Она спросила об этом отчужденно и равнодушно, но даже Георгий Живов, с его мутью в голове, понял окончательно, что второй ночи не последует. Не потому, что он себя не зарекомендовал, или бесчувствен, или женат, или ей не симпатичен, или иностранец, а потому что на их чувствах – табу, запрет. Вот как нельзя весталке переспать с мирянином без того, чтобы связь не получила скандальную огласку, так и им нельзя быть вместе. Какие-то они одинаковые, как родственники. Это его мучило, казалось несправедливым, и, бессознательно цельный, он по-своему стремился разобраться в проблеме. Она была вот тут, рядом, эта обаятельная платиновая блондинка, но – за границей, за ощутимой перегородкой, за стеклом иллюминатора. Ничего нельзя было понять. В Георгии Живове поднималась волна смутного интереса к возникшей коллизии, но ни злости, ни умственного напряжения, ни энергозатрат, необходимых для исследования проблемы, он не ощущал. Наплевать и забыть. Все дураки, помянуть Чэпмена.

IV

Между тем комбинация марионеток, позиции в поэтажной трансмобилизации и договорные консенсусы менялись своим чередом. Только для действующих лиц закономерности не были очевидны.

Любовником Тани стал южанин, из Краснодара, тоже пепельный блондин, русский. Георгий Живов еще ходил к девушкам-болгаркам поначалу, потому что краснодарец был ему симпатичен и обе девушки тоже. Но это было заплывание в чужой ареал, который понемногу становился и неприятным – из-за болгар Властимира и Йорданко: оба были там тоже частые гости. Георгий Живов сидел там среди салфеток и камышовых циновок, в облаках болгарских сигарет и крепкого турецкого кофе, но интерес ко всему этому был внешний. Величку все чаще видели вместе с Йорданко Велевым.

Йорданко Велев, жилистый, смуглый, кудрявый и черноволосый южанин, с той жесткой складкой у рта и хищной грацией, какая характерна для воюющих мужчин Кавказа или непримиримых сербов, в окружении болгарок производил впечатление восточного принца, озабоченного расширением султаната. Если бы финн Георгий Живов был умнее, он бы понял, что ему просто следует быть понастойчивее и пожестче, и он бы оттеснил Велева. Потому что краснодарец тоже был женат, и темпераментная Таня устраивала ему жестокие сцены южной страсти. И комбинация марионеток была бы очень симметрична и закономерна. Однако Величка уже склонялась к Йорданко, кудрявому, смуглому и жилистому, как мужской подвид болгарки Тани.
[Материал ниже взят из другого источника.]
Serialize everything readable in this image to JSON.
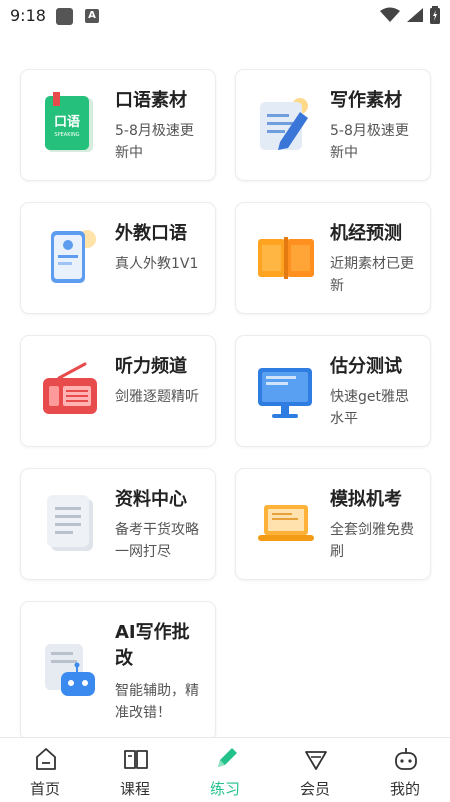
{
  "status_bar": {
    "time": "9:18",
    "badge": "A"
  },
  "cards": [
    {
      "title": "口语素材",
      "desc": "5-8月极速更新中",
      "icon": "speaking-book-icon"
    },
    {
      "title": "写作素材",
      "desc": "5-8月极速更新中",
      "icon": "writing-document-icon"
    },
    {
      "title": "外教口语",
      "desc": "真人外教1V1",
      "icon": "video-phone-icon"
    },
    {
      "title": "机经预测",
      "desc": "近期素材已更新",
      "icon": "open-book-icon"
    },
    {
      "title": "听力频道",
      "desc": "剑雅逐题精听",
      "icon": "radio-icon"
    },
    {
      "title": "估分测试",
      "desc": "快速get雅思水平",
      "icon": "monitor-icon"
    },
    {
      "title": "资料中心",
      "desc": "备考干货攻略一网打尽",
      "icon": "document-stack-icon"
    },
    {
      "title": "模拟机考",
      "desc": "全套剑雅免费刷",
      "icon": "laptop-icon"
    },
    {
      "title": "AI写作批改",
      "desc": "智能辅助，精准改错！",
      "icon": "ai-robot-icon"
    }
  ],
  "nav": {
    "active": "练习",
    "items": [
      {
        "label": "首页",
        "icon": "home-icon"
      },
      {
        "label": "课程",
        "icon": "course-book-icon"
      },
      {
        "label": "练习",
        "icon": "pencil-icon"
      },
      {
        "label": "会员",
        "icon": "vip-diamond-icon"
      },
      {
        "label": "我的",
        "icon": "profile-robot-icon"
      }
    ]
  },
  "colors": {
    "accent": "#22c28a"
  }
}
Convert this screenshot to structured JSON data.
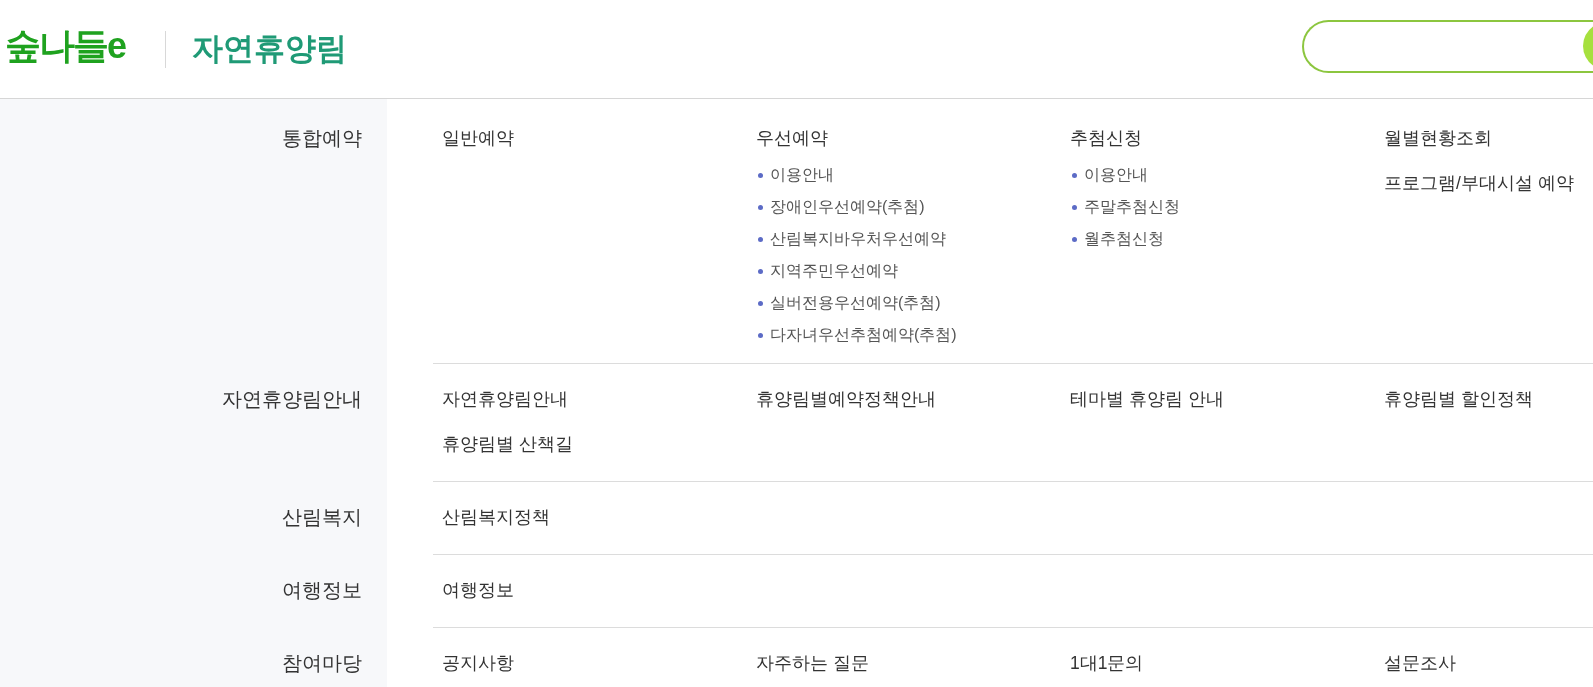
{
  "header": {
    "logo": "숲나들e",
    "title": "자연휴양림"
  },
  "menu": [
    {
      "label": "통합예약",
      "items": [
        {
          "label": "일반예약"
        },
        {
          "label": "우선예약",
          "children": [
            {
              "label": "이용안내"
            },
            {
              "label": "장애인우선예약(추첨)"
            },
            {
              "label": "산림복지바우처우선예약"
            },
            {
              "label": "지역주민우선예약"
            },
            {
              "label": "실버전용우선예약(추첨)"
            },
            {
              "label": "다자녀우선추첨예약(추첨)"
            }
          ]
        },
        {
          "label": "추첨신청",
          "children": [
            {
              "label": "이용안내"
            },
            {
              "label": "주말추첨신청"
            },
            {
              "label": "월추첨신청"
            }
          ]
        },
        {
          "label": "월별현황조회"
        },
        {
          "label": "프로그램/부대시설 예약"
        }
      ]
    },
    {
      "label": "자연휴양림안내",
      "items": [
        {
          "label": "자연휴양림안내"
        },
        {
          "label": "휴양림별예약정책안내"
        },
        {
          "label": "테마별 휴양림 안내"
        },
        {
          "label": "휴양림별 할인정책"
        },
        {
          "label": "휴양림별 산책길"
        }
      ]
    },
    {
      "label": "산림복지",
      "items": [
        {
          "label": "산림복지정책"
        }
      ]
    },
    {
      "label": "여행정보",
      "items": [
        {
          "label": "여행정보"
        }
      ]
    },
    {
      "label": "참여마당",
      "items": [
        {
          "label": "공지사항"
        },
        {
          "label": "자주하는 질문"
        },
        {
          "label": "1대1문의"
        },
        {
          "label": "설문조사"
        }
      ]
    }
  ]
}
Йорданко Велев не был многословен, но по этажу и на кухне ходил с молчаливым видом отважного петуха, который озабочен прокормлением гарема. За все то время, пока сохранялась эта комбинация марионеток, Георгий Живов не сказал с Йорданко Велевым и двух слов; они были как два сторожевых катера разных стран в пограничных водах: лояльны. Лояльны, но жестко молчаливы и насторожены. Георгий Живов не испытывал к своему сопернику ни зависти, ни ревности, ни злобы, а только временами слабую досаду отвергнутого. Потому что в обществе своего болгарина Величка воспринималась еще более девственной, более странной и этнически обособленной. Он только чувствовал, что, особенно когда они встречались на кухне или на уроках французского, она бы не прочь ему пожаловаться, не прочь снова воззвать к его мужеству. Но Живов не хотел ее отбивать и завоевывать, потому что и с той, в Логатове, не знал как расхлебаться; он даже допускал, что следует поискать чего-нибудь третьего. По всему по этому муть в его голове не уменьшилась, а даже расширилась: оказывалось, что некоторые экзистенциальные положения и абсурдны, и неразрешимы. Но долженствование перевешивало, и Живов ездил в Логатов за утешением.

Понемногу получилось так, что Йорданко Велев и Величка Стоянова стали повсюду бывать вместе и даже поселились в комнате по соседству.

– Слушай, Андрей, так они женаты или нет? – пристрастно спрашивал Георгий у своего товарища по комнате, когда болгары поселились рядышком. – Или просто уговорили коменданта общежития, чтобы им дали эту комнату?

– Да откуда мне знать? Ты думаешь, они мне показывают свои паспорта? Знаю, что свадьбы не было. Но они ведь могли просто расписаться в своем посольстве.

Георгий задумался и ощутил досаду. Когда они жили дальше по этажу, в своем болгарском крыле, все их разборки, гостевания и романтические любови не очень-то его и касались, но поселиться, и притом вдвоем, открыто, даже с неким безнравственным вызовом, рядом, через стенку, – это совсем другое. Ведь теперь их жизнь будет у него на виду, теперь надо здороваться, а он на дух не переносит этого самоуверенного непонятного болгарина. Ему даже как-то пришло на ум, что Йорданко кого-нибудь зарезал – такая от него исходила аура. На страх это не было похоже, но это опять был некий имморализм, какая-то, фиг ее знает, откровенная непристойность и вытряхивание домашнего мусора у всех на виду. Георгий задумался, и задумчивость его не покидала. Андрей много шутил по этому поводу, издевался и даже впрямую спрашивал, но Георгий своей тайны не выдал. Он не выдал бы ее никому, потому что она была сокровенная, а сплетни по этому поводу, исходящие от Скушнарева или Тани, не затрагивали сути дела.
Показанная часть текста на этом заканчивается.